As an adult I learned that Lent was the forty days leading up to Easter and people gave up something they really liked during this time. Since joining Facebook a few years ago I see lots of people sharing that they have given up chocolate or wine but the meaning and origin of Lent remained a mystery to me until recently.
Fun Fact: Did you know that Lent comes from an Old English word that means lengthen, signifying that the days are getting longer because Spring is here? In her book, Treasuring God in Our Traditions, Noel Piper says, "Traditionally Lent is a season of sober, realistic reflection on our own lives and our need for a Savior. It is a time for turning away from anything that has kept us from God and for turning or returning to him. It is a time to pray that God renew our love for him and our dependence on him."

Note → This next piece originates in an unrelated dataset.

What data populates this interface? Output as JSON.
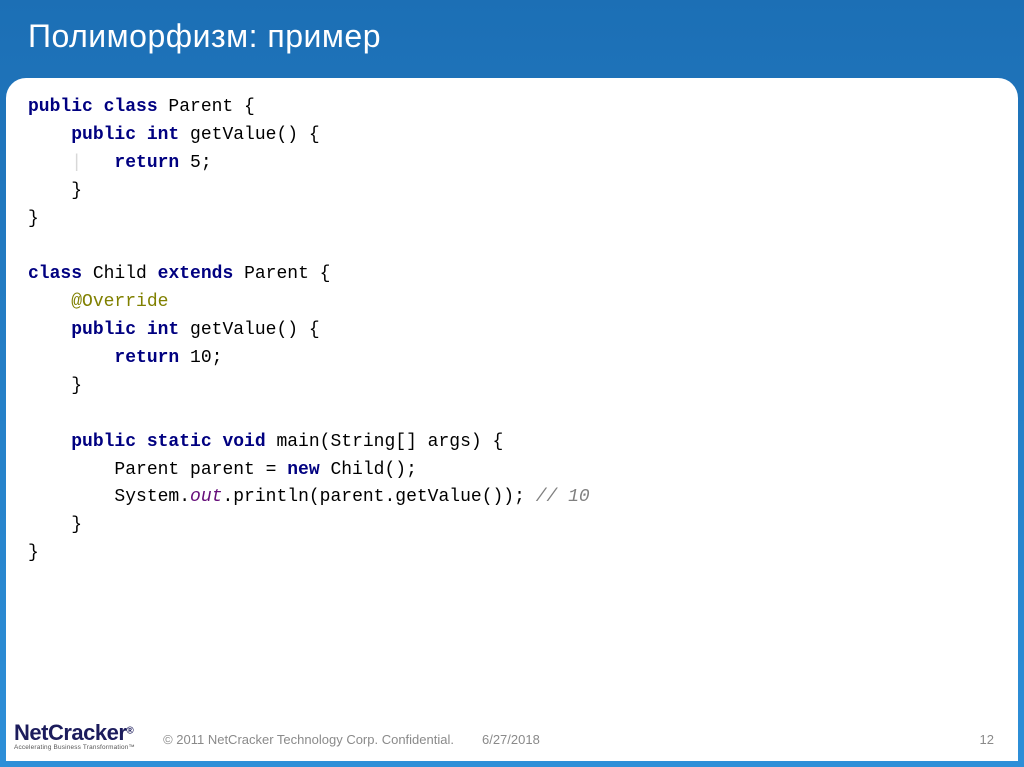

In light of this explanation, I've got to tell you, I don't think chocolate keeps me from God. I think it's a little less to do with cocoa beans and more to do with my sinful and lazy nature. When we joined a Methodist church a few years ago, Ellie came home from Sunday School and announced that for Lent, she was going to give up asking for a puppy. Very admirable but still not sure we understood the deeper point.
This year at our Ash Wednesday service, which has become one of my favorite nights of the year, our pastor, Jim Leggett, explained Lent to us this way. What do you want to trust God for over the next 40 days? What will be different 40 days from now? What is in our lives that needs to die to Christ (sinful habits, sickness, injustice)? What is dead in our lives that Christ would want to resurrect (our marriage, intimacy with God, hope)?
Hear me say that giving something up for Lent can be useful and beautiful but only if we are truly using this fast to intentionally draw closer to God. Lent is not meant to be a cultural ritual but a conduit to a Holy God. Too many Easter Sunday's have crept up on me and I find myself in a new dress and shoes but a heart that is utterly unprepared for the greatest holiday of the year.
This time of year is about setting ourselves apart from our everyday routines in order to experience the brevity of what Christ's death and resurrection mean for us personally.
Friends, let us give ourselves truly to God this Lenten season. Let us ask God to examine our hearts and give him permission to crucify or resurrect those areas of our lives as he sees fit. Then on Easter Sunday we will come worshipping together in a glorious celebration of all that God has done for us through the Cross.